DOUG DUNCAN COLLECTION
No. 11428. Lockheed 10-A Electra (N241M c/n 1091)
Photographed at Grand Prairie, Texas, USA, ca. 1970s, by Doug Duncan

[Lockheed 10-A Electra

10/31/2023. Remarks by Johan Visschedijk: "This aircraft was built for the Baťa Shoe company in Czechoslovakia. Registered on April 10, 1937 to Lockheed as NC17380, the American export certificate E-2609 was transferred to Ján Antonín Baťa, owner of the Baťa company at that time, on April 22, 1937, and on May 13, 1937 it was registered in Czechoslovakia as OK-CTB. (By the letter t with a caron, the name Baťa is pronounced as Batja.)

Germany annexed Austria in March 1938, and parts of Czechoslovakia (referred to as Sudetenland) in October 1938. In early 1939, at the onset of WW II, members of the Baťa family, and 120 workers and their families, moved to Canada. Tomáš Jan Baťa, nephew of Baťa owner Ján Antonín Baťa, developed the Baťa Shoe Company of Canada, and founded the factory town of Batawa, Ontario.

In mid-March 1939 Ján Antonín Baťa, still in the unoccupied part of Czechoslovakia, became aware of the upcoming annexation of the remaining parts of the country. He and some other persons flew to Poland aboard the Electra OK-CTB, two days later the annexation was in progress. Later the aircraft was flown to the UK via France, shipped to the USA in May 1939, and subsequently it was sold to the Canadian Department of National Defence. Registered CF-BTB on September 11, 1940, it was flown to Canada where it was transferred to the RCAF, serialed 7656. It was struck off charge on May 2, 1946.
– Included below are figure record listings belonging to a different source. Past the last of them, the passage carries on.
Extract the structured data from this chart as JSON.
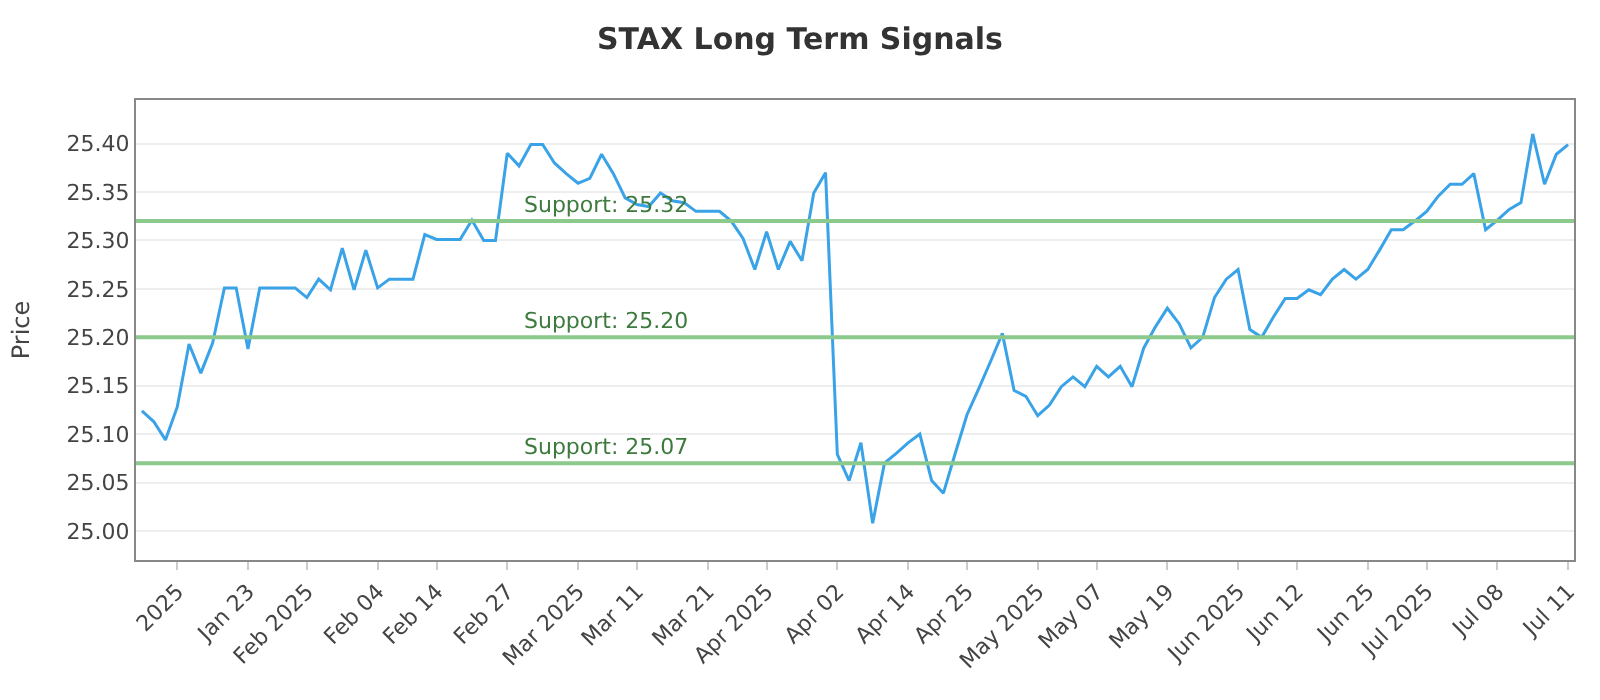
{
  "chart_data": {
    "type": "line",
    "title": "STAX Long Term Signals",
    "ylabel": "Price",
    "categories": [
      null,
      null,
      null,
      "2025",
      null,
      null,
      null,
      null,
      null,
      "Jan 23",
      null,
      null,
      null,
      null,
      "Feb 2025",
      null,
      null,
      null,
      null,
      null,
      "Feb 04",
      null,
      null,
      null,
      null,
      "Feb 14",
      null,
      null,
      null,
      null,
      null,
      "Feb 27",
      null,
      null,
      null,
      null,
      null,
      "Mar 2025",
      null,
      null,
      null,
      null,
      "Mar 11",
      null,
      null,
      null,
      null,
      null,
      "Mar 21",
      null,
      null,
      null,
      null,
      "Apr 2025",
      null,
      null,
      null,
      null,
      null,
      "Apr 02",
      null,
      null,
      null,
      null,
      null,
      "Apr 14",
      null,
      null,
      null,
      null,
      "Apr 25",
      null,
      null,
      null,
      null,
      null,
      "May 2025",
      null,
      null,
      null,
      null,
      "May 07",
      null,
      null,
      null,
      null,
      null,
      "May 19",
      null,
      null,
      null,
      null,
      null,
      "Jun 2025",
      null,
      null,
      null,
      null,
      "Jun 12",
      null,
      null,
      null,
      null,
      null,
      "Jun 25",
      null,
      null,
      null,
      null,
      "Jul 2025",
      null,
      null,
      null,
      null,
      null,
      "Jul 08",
      null,
      null,
      null,
      null,
      null,
      "Jul 11"
    ],
    "series": [
      {
        "color": "#3aa3e8",
        "values": [
          25.124,
          25.113,
          25.094,
          25.128,
          25.193,
          25.163,
          25.194,
          25.251,
          25.251,
          25.188,
          25.251,
          25.251,
          25.251,
          25.251,
          25.241,
          25.26,
          25.249,
          25.292,
          25.249,
          25.29,
          25.251,
          25.26,
          25.26,
          25.26,
          25.306,
          25.301,
          25.301,
          25.301,
          25.321,
          25.3,
          25.3,
          25.39,
          25.377,
          25.399,
          25.399,
          25.38,
          25.369,
          25.359,
          25.364,
          25.389,
          25.369,
          25.344,
          25.337,
          25.335,
          25.349,
          25.341,
          25.339,
          25.33,
          25.33,
          25.33,
          25.32,
          25.302,
          25.27,
          25.309,
          25.27,
          25.299,
          25.279,
          25.349,
          25.37,
          25.079,
          25.052,
          25.091,
          25.008,
          25.07,
          25.08,
          25.091,
          25.1,
          25.052,
          25.039,
          25.08,
          25.12,
          25.147,
          25.175,
          25.204,
          25.145,
          25.139,
          25.119,
          25.13,
          25.149,
          25.159,
          25.149,
          25.17,
          25.159,
          25.17,
          25.149,
          25.189,
          25.211,
          25.23,
          25.214,
          25.189,
          25.2,
          25.241,
          25.26,
          25.27,
          25.208,
          25.2,
          25.221,
          25.24,
          25.24,
          25.249,
          25.244,
          25.26,
          25.27,
          25.26,
          25.27,
          25.29,
          25.311,
          25.311,
          25.32,
          25.33,
          25.346,
          25.358,
          25.358,
          25.369,
          25.311,
          25.321,
          25.332,
          25.339,
          25.41,
          25.358,
          25.389,
          25.399
        ]
      }
    ],
    "ylim": [
      24.97,
      25.445
    ],
    "yticks": [
      {
        "value": 25.0,
        "label": "25.00"
      },
      {
        "value": 25.05,
        "label": "25.05"
      },
      {
        "value": 25.1,
        "label": "25.10"
      },
      {
        "value": 25.15,
        "label": "25.15"
      },
      {
        "value": 25.2,
        "label": "25.20"
      },
      {
        "value": 25.25,
        "label": "25.25"
      },
      {
        "value": 25.3,
        "label": "25.30"
      },
      {
        "value": 25.35,
        "label": "25.35"
      },
      {
        "value": 25.4,
        "label": "25.40"
      }
    ],
    "grid": "y",
    "marker": "none",
    "line_style": "solid",
    "ref_lines": [
      {
        "axis": "y",
        "value": 25.32,
        "label": "Support: 25.32",
        "color": "#8cc98c"
      },
      {
        "axis": "y",
        "value": 25.2,
        "label": "Support: 25.20",
        "color": "#8cc98c"
      },
      {
        "axis": "y",
        "value": 25.07,
        "label": "Support: 25.07",
        "color": "#8cc98c"
      }
    ]
  }
}
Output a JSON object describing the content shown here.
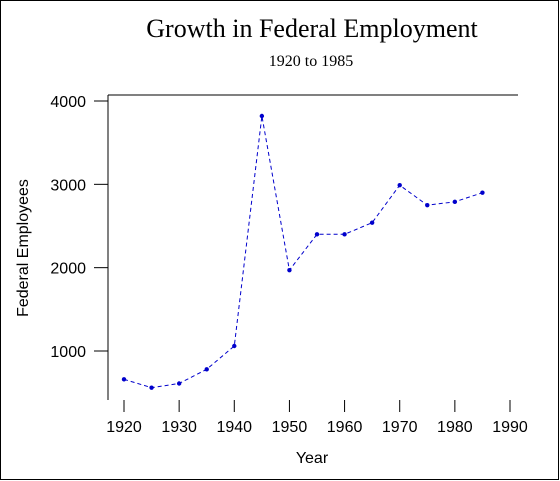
{
  "chart_data": {
    "type": "line",
    "title": "Growth in Federal Employment",
    "subtitle": "1920 to 1985",
    "xlabel": "Year",
    "ylabel": "Federal Employees",
    "x": [
      1920,
      1925,
      1930,
      1935,
      1940,
      1945,
      1950,
      1955,
      1960,
      1965,
      1970,
      1975,
      1980,
      1985
    ],
    "series": [
      {
        "values": [
          660,
          560,
          610,
          780,
          1060,
          3820,
          1970,
          2400,
          2400,
          2540,
          2990,
          2750,
          2790,
          2900
        ]
      }
    ],
    "xlim": [
      1920,
      1990
    ],
    "ylim": [
      1000,
      4000
    ],
    "xticks": [
      1920,
      1930,
      1940,
      1950,
      1960,
      1970,
      1980,
      1990
    ],
    "yticks": [
      1000,
      2000,
      3000,
      4000
    ],
    "line_color": "#0000cc",
    "line_style": "dashed",
    "grid": false,
    "legend": "none"
  }
}
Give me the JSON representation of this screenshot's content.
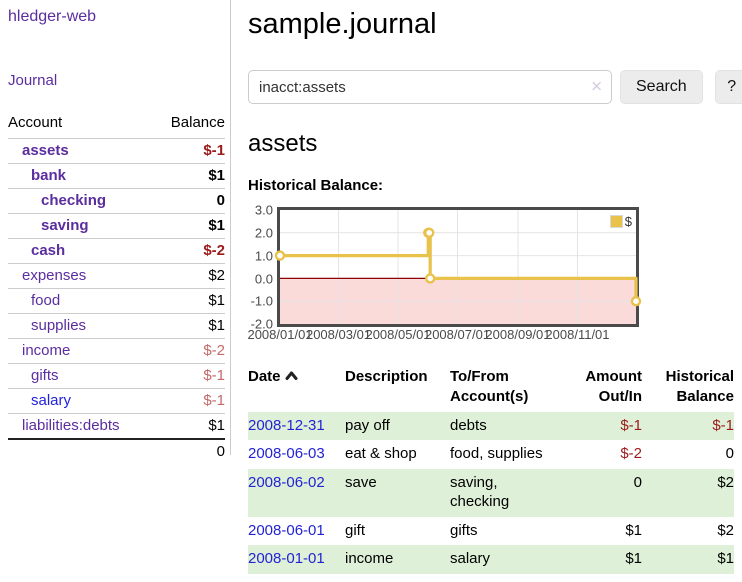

Via the War Assets Corporation (WAC) the aircraft sold within two months, registered NC79236 on July 2, 1946 (the 'C' was dropped in 1948) and reregistered N241M in September 1963. After the WAC sold the aircraft, it changed hands nineteen times till March 2009, was leased to two different parties, and had four accidents. The last of the nineteen owners was MD J.R. Almand & Associates of Grand Prairie, Texas, which owned it for over 35 years, from October 3, 1974 to March 2009. The N241M was flown in RCAF markings, including the original serial "7656".

The next owner was a Czech individual who purchased it in March 2009 for preservation in Praque, Czech Republic. In December 2010 it was flown to Newton City-County Airport, Newton City, Kansas, where Wichita Air Services Inc. (Warbird Division) started a restoration that lasted over four years. On January 26, 2012, N241M was registered to Aircraft Guaranty Corp Trustee of Onalaska, Texas.

[Lockheed 10-A Electra
N241M at Aviodrome Museum, Lelystad Airport, Lelystad, the Netherlands (Nico Braas Collection)

With the registration N241M in small characters below the tail plane, and finished in the meticulous Baťa livery of nearly eighty years earlier, including the permitted original registration "OK-CTB" in large characters on the fuselage and wings, the aircraft first flew after the restoration on March 12, 2015. The next April it was flown to Hamilton, Ontario, Canada, for work on its electrical system.

On May 20, the aircraft started an eight-day trip from Hamilton to Tocná Airport, Prague, where it arrived on May 27, 2015. En route it made stops in Canada (La Grande Rivière and Kuujjuaq, Quebec; Iqaluit, Nunavut), Greenland (Nuuk, Narsarsuaq, and Kulusuk), Iceland (Reykjavik), Scotland (Wick), England (Duxford), the Netherlands (Lelystad), and Germany (Siegerland Airport).

[Lockheed 10-A Electra
N241M at Tocná Airport, Prague, Czech Republic (Stan Dudek Collection)

Contributor Stan Dudek from Prague had a major role in finding and restoring this aircraft. During a research within the American Aviation Historical Society into the history of American aircraft in the former Czechoslovakia, he found this former Baťa Shoe Company aircraft in Texas. Correspondence with the Texan owner yielded a lot of information, which Dudek published in Czech aviation magazines.

This was the impetus for a group of people, led by a Prague millionaire, to return this aircraft to the Czech Republic. Dudek was the source for the original markings to be applied, however, all red areas still need to be outlined by a thin dark blue line. Dudek also plotted the Baťa logo for the nose of the aircraft."